The digital 3-D boom didn’t really kick off until the release of Avatar in 2009. Back in the summer of 2003, putting a movie out in 3-D was practically unheard of; pretty much the only films to use the technology were low-budget horror flicks relying on a wacky gimmick and edutainment titles put out in IMAX at theme parks and science centers. Even crazier is that Spy Kids 3-D was released that way not only in theaters — where 3-D glasses could be distributed upon entry, the way it’s still done now — but on home video with a few pairs of 3-D glasses included in the DVD box.
Did the 3-D look good?
Oh man, no. No no no. The 3-D stuff was mainly characters jabbing a finger toward the screen or throwing stuff at the camera. And this was anaglyphic 3-D, which uses those crappy cardboard glasses with one red lens and one blue. But please, I implore you, check out how this was advertised:
Needless to say, it’s not an accurate depiction of the experience.
Did the fourth movie do anything similarly out there?
There was an eight-year gap between Spy Kids 3-D and Spy Kids: All the Time in the World, and of course by 2011, 3-D was everywhere. So Rodriguez went one step further and made the movie in 4-D.
Uh, what is the fourth D?
Smell. All the Time in the World was released in “Aroma-scope,†which allowed audiences to smell the world of Spy Kids while watching.

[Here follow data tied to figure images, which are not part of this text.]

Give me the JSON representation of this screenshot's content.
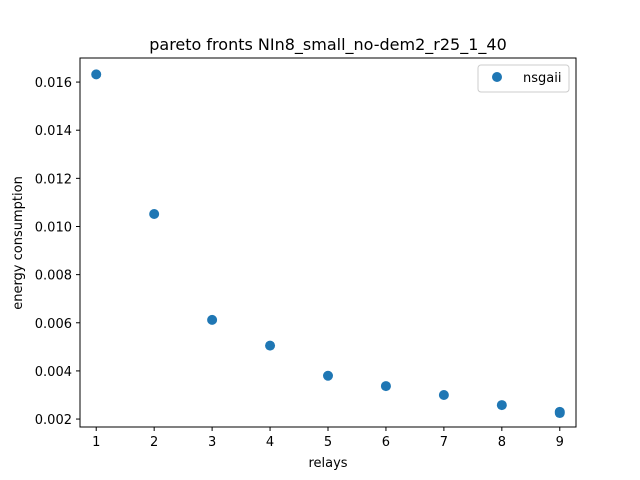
{
  "chart_data": {
    "type": "scatter",
    "title": "pareto fronts NIn8_small_no-dem2_r25_1_40",
    "xlabel": "relays",
    "ylabel": "energy consumption",
    "xlim": [
      0.72,
      9.28
    ],
    "ylim": [
      0.00167,
      0.017
    ],
    "xticks": [
      1,
      2,
      3,
      4,
      5,
      6,
      7,
      8,
      9
    ],
    "xtick_labels": [
      "1",
      "2",
      "3",
      "4",
      "5",
      "6",
      "7",
      "8",
      "9"
    ],
    "yticks": [
      0.002,
      0.004,
      0.006,
      0.008,
      0.01,
      0.012,
      0.014,
      0.016
    ],
    "ytick_labels": [
      "0.002",
      "0.004",
      "0.006",
      "0.008",
      "0.010",
      "0.012",
      "0.014",
      "0.016"
    ],
    "grid": false,
    "legend": {
      "position": "upper right",
      "entries": [
        "nsgaii"
      ]
    },
    "series": [
      {
        "name": "nsgaii",
        "color": "#1f77b4",
        "points": [
          {
            "x": 1,
            "y": 0.01632
          },
          {
            "x": 2,
            "y": 0.01052
          },
          {
            "x": 3,
            "y": 0.00612
          },
          {
            "x": 4,
            "y": 0.00505
          },
          {
            "x": 5,
            "y": 0.0038
          },
          {
            "x": 6,
            "y": 0.00337
          },
          {
            "x": 7,
            "y": 0.003
          },
          {
            "x": 8,
            "y": 0.00258
          },
          {
            "x": 9,
            "y": 0.0023
          },
          {
            "x": 9,
            "y": 0.00225
          }
        ]
      }
    ]
  }
}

Moviegoers were given a scratch-and-sniff card with numbered segments as they entered the theater, and during the course of the film, those numbers would appear onscreen, prompting viewers to scratch and, yes, sniff. Somehow, unlike digital video and 3-D, this trend did not catch on.
So what about the newest one?
Armageddon doesn’t employ any novel tech component. But as the first Spy Kids movie to skip theaters and premiere directly on Netflix, it has the distinction of being the first in the franchise to belong firmly to the modern streaming era — not exactly on par with a fifth dimension but something novel in its own right.
What’s it about?
This Spy Kids is a full-fledged franchise reboot embarking on a new story from the beginning. The plot combines elements of several of the previous installments — the parental kidnapping from the first, the electronics-controlling MacGuffin from Spy Kids 2, and most prominently, the virtual-reality video game from Spy Kids 3-D, a digital world the heroes enter toward the end of the film. None of the original cast has returned, and the only familiar character here is Devlin, the secret-agent commander played in the original movies by George Clooney and in Armageddon by D.J. Cotrona.